El Intendente interino de la Villa de Merlo, Leonardo Rodríguez profundizó en el espíritu de la ordenanza de su autoría que será tratada este jueves a las 18 en el Concejo Deliberante y que plantea la prohibición de la venta conocida como de «manteros» en la vía pública.
“La venta ilegal de manteros, pero también la actividad de los limpiavidrios y quienes hacen malabares, quedará prohibida con esta ordenanza” explicó Rodríguez, que asumió en reemplazo de Juan Alvarez Pinto, actual ministro de Turismo en el gobierno provincial.
El proyecto busca regular la venta pública y también la realización en espacios públicos de expresiones artísticas y manifestaciones culturales, y ordenarlas de una manera centralizada en el recientemente inaugurado “Mercado Merlino” que funciona en la vieja terminal de ómnibus de la localidad.
“Había distintas legislaciones mezcladas, lo que hicimos fue ponerlas en una sola, más firme, más justa” aseguró Rodríguez. “También prevé situaciones para quienes hoy trabajan en la vía pública, para que trabajen en un marco legal y digno… queremos prohibir la venta ambulante o estática, conocida como mantero”.
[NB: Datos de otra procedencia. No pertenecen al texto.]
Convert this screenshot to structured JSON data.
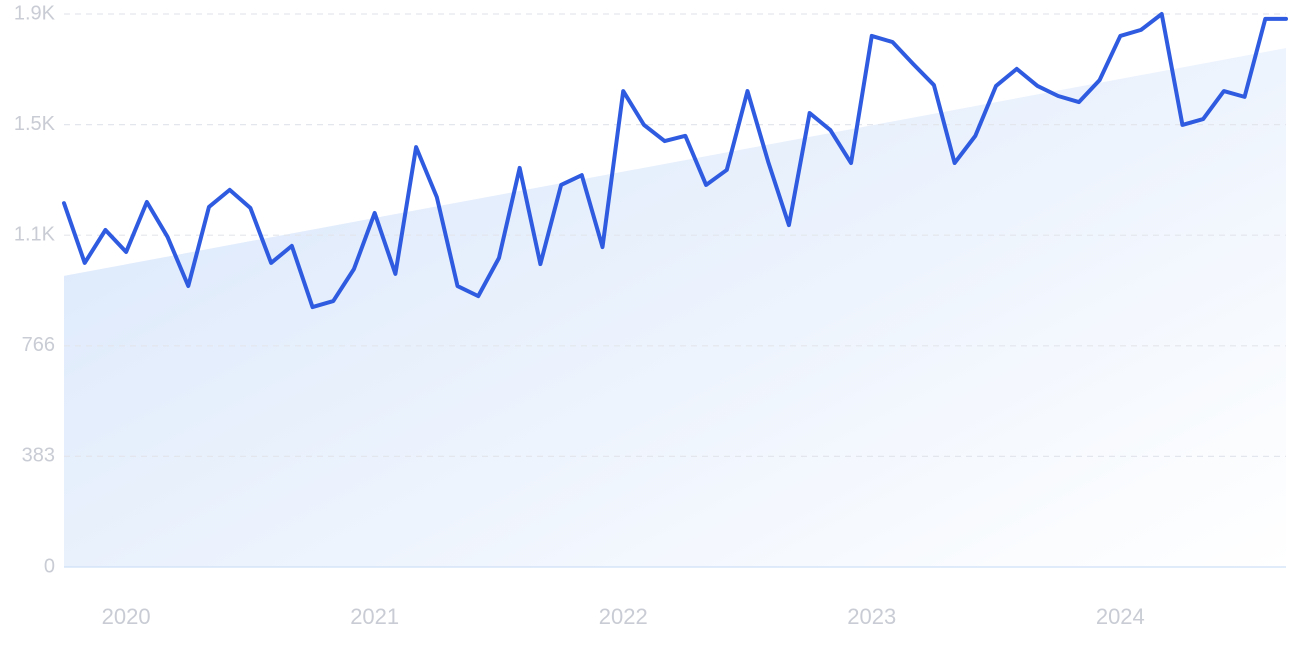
{
  "chart_data": {
    "type": "line",
    "categories": [
      null,
      null,
      null,
      "2020",
      null,
      null,
      null,
      null,
      null,
      null,
      null,
      null,
      null,
      null,
      null,
      "2021",
      null,
      null,
      null,
      null,
      null,
      null,
      null,
      null,
      null,
      null,
      null,
      "2022",
      null,
      null,
      null,
      null,
      null,
      null,
      null,
      null,
      null,
      null,
      null,
      "2023",
      null,
      null,
      null,
      null,
      null,
      null,
      null,
      null,
      null,
      null,
      null,
      "2024",
      null,
      null,
      null,
      null,
      null,
      null,
      null,
      null
    ],
    "series": [
      {
        "color": "#2f5be0",
        "values": [
          1260,
          1053,
          1167,
          1091,
          1264,
          1143,
          973,
          1247,
          1306,
          1243,
          1053,
          1112,
          900,
          921,
          1032,
          1226,
          1015,
          1454,
          1281,
          973,
          938,
          1070,
          1382,
          1049,
          1323,
          1357,
          1108,
          1648,
          1531,
          1475,
          1493,
          1323,
          1375,
          1648,
          1403,
          1184,
          1572,
          1513,
          1399,
          1839,
          1818,
          1742,
          1669,
          1399,
          1493,
          1666,
          1725,
          1666,
          1631,
          1610,
          1686,
          1839,
          1860,
          1915,
          1531,
          1551,
          1648,
          1628,
          1898,
          1898
        ]
      }
    ],
    "trend": {
      "color": "#dbe8fb",
      "values": [
        1008,
        1797
      ]
    },
    "ylim": [
      0,
      1915
    ],
    "yticks": [
      0,
      383,
      766,
      {
        "value": 1149,
        "label": "1.1K"
      },
      {
        "value": 1532,
        "label": "1.5K"
      },
      {
        "value": 1915,
        "label": "1.9K"
      }
    ],
    "grid": true
  }
}
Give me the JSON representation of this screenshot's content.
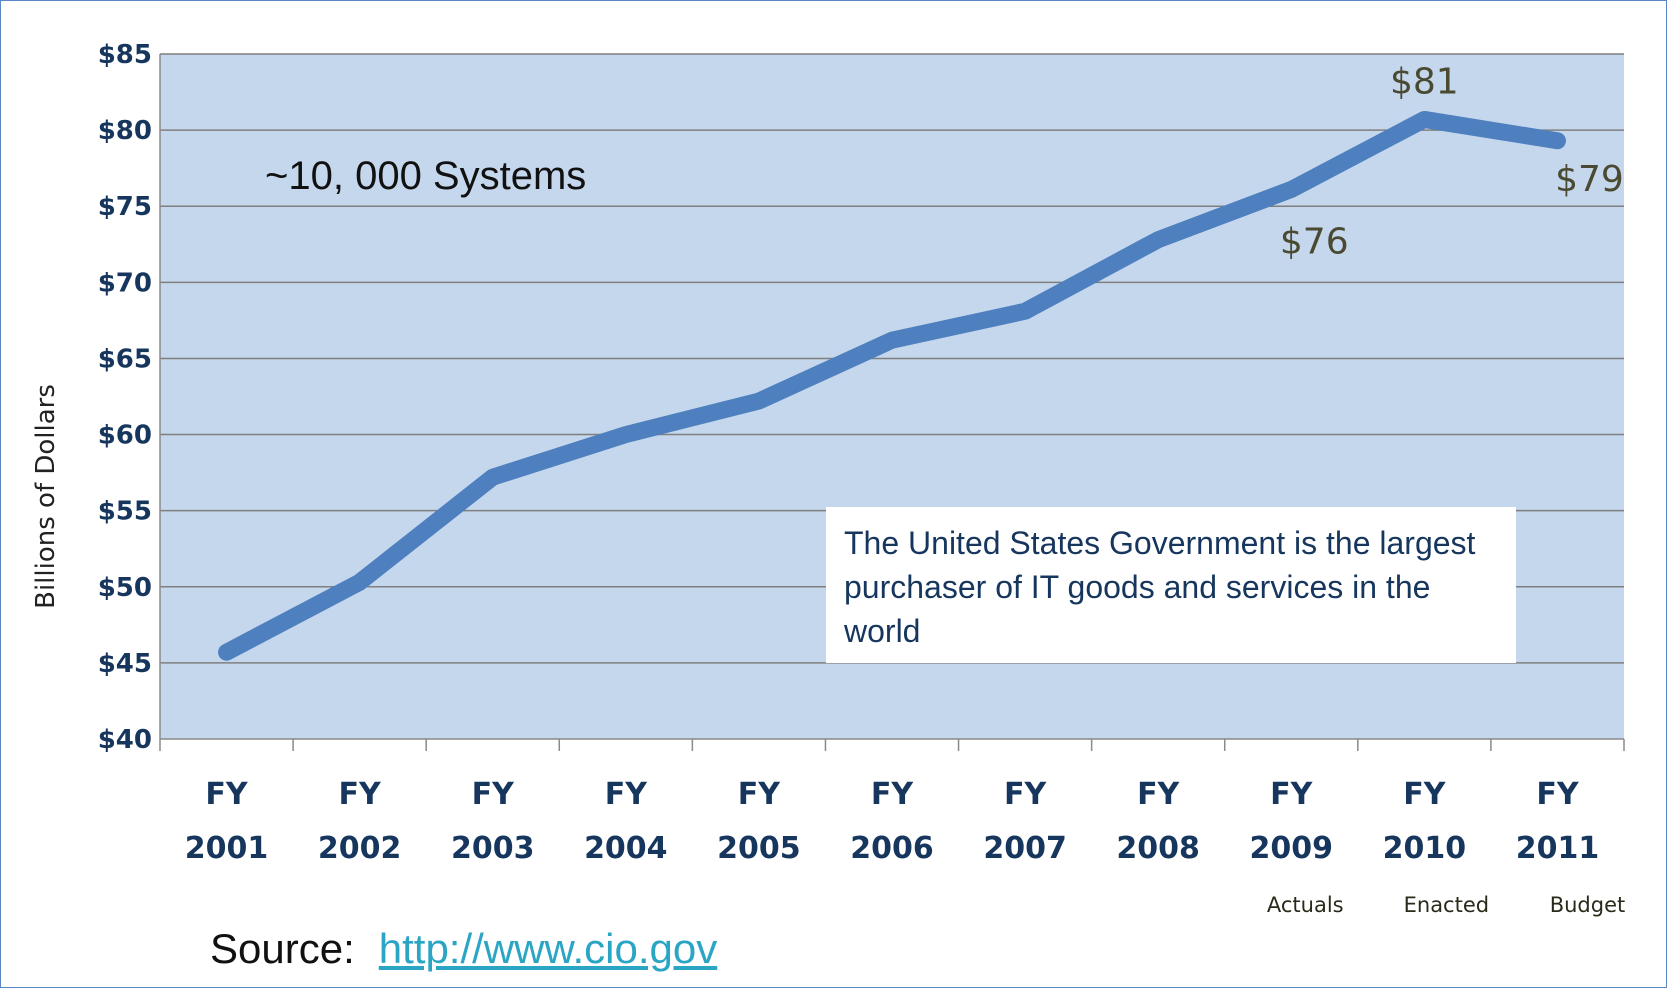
{
  "chart_data": {
    "type": "line",
    "ylabel": "Billions of Dollars",
    "ylim": [
      40,
      85
    ],
    "yticks": [
      40,
      45,
      50,
      55,
      60,
      65,
      70,
      75,
      80,
      85
    ],
    "ytick_labels": [
      "$40",
      "$45",
      "$50",
      "$55",
      "$60",
      "$65",
      "$70",
      "$75",
      "$80",
      "$85"
    ],
    "categories": [
      {
        "line1": "FY",
        "line2": "2001",
        "note": ""
      },
      {
        "line1": "FY",
        "line2": "2002",
        "note": ""
      },
      {
        "line1": "FY",
        "line2": "2003",
        "note": ""
      },
      {
        "line1": "FY",
        "line2": "2004",
        "note": ""
      },
      {
        "line1": "FY",
        "line2": "2005",
        "note": ""
      },
      {
        "line1": "FY",
        "line2": "2006",
        "note": ""
      },
      {
        "line1": "FY",
        "line2": "2007",
        "note": ""
      },
      {
        "line1": "FY",
        "line2": "2008",
        "note": ""
      },
      {
        "line1": "FY",
        "line2": "2009",
        "note": "Actuals"
      },
      {
        "line1": "FY",
        "line2": "2010",
        "note": "Enacted"
      },
      {
        "line1": "FY",
        "line2": "2011",
        "note": "Budget"
      }
    ],
    "values": [
      45.7,
      50.3,
      57.2,
      60.0,
      62.2,
      66.2,
      68.1,
      72.8,
      76.1,
      80.7,
      79.3
    ],
    "data_labels": [
      {
        "index": 8,
        "text": "$76",
        "position": "below"
      },
      {
        "index": 9,
        "text": "$81",
        "position": "above"
      },
      {
        "index": 10,
        "text": "$79",
        "position": "below"
      }
    ],
    "grid": true,
    "legend": "none",
    "colors": {
      "plot_bg": "#c5d7ec",
      "line": "#4e7fbf",
      "grid": "#7f7f7f",
      "tick_text": "#17365d"
    }
  },
  "annotation": {
    "systems": "~10, 000 Systems"
  },
  "note_box": {
    "text": "The United States Government is the largest purchaser of IT goods and services in the world"
  },
  "source": {
    "label": "Source:",
    "link": "http://www.cio.gov"
  }
}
El proyecto de ordenanza dice en su tercer artículo:
Artículo 3°.- Queda prohibido, en todo el ámbito del Municipio de Villa de Merlo, la realización de las siguientes actividades informales en el espacio público vial:
a) La custodia o cuidado de vehículos estacionados con fines lucrativos, comúnmente
conocida como «trapitos».
b) La limpieza de parabrisas en semáforos u otros puntos de circulación vehicular; así
como los autos, motos y similares.
c) La realización de actividades artísticas, recreativas o de entretenimiento en
semáforos u otros espacios de alto tránsito que interfieran con la seguridad vial, salvo
autorización previa del Municipio.
Pero el proyecto no contempla sólo restricciones, sino también promover la inclusión laboral, coordinar los programas de capacitación y vinculación con el mercado laboral, y gestionar el Registro Municipal de Inclusión y Transición Laboral. La intención es centralizar el trabajo de los artesanos de la Villa con el Mercado Merlino como eje.
La iniciativa deja bien establecidas las tareas de los artesanos, de los simples manteros que se multiplican en las calles de las grandes ciudades argentinas.
“No queremos que compitan con quienes tienen todo en regla, que comercializa, que fabrica con sus propias manos, que tiene libreta sanitaria y está registrado” explica Rodríguez, porque “pareciera que le estamos exigiendo mucho más que quien tiene todo ilegal”.
“El mantero, que está en la vía pública, muchas veces ni siquiera son artesanos, ni tienen domicilio en Merlo… de repente ves caras nuevas que se paran en un semáforo para limpiarte un vidrio y creo que eso a Merlo no le hace bien” asegura el intendente, autor del proyecto de ordenanza que ingresó el lunes al Concejo para su tratamiento en sesión extraordinaria.
“Nuestra identidad, el gen merlino, entiende al espacio público como de todos y de nadie, es decir para el disfrute de todos y sin exclusividad para nadie… -agrega Rodríguez-, en otras localidades noto que es a la inversa, pero a los merlinos no les gusta que se pongan puestos de venta de artesanía en las plazas, y eso te lo digo como merlino”.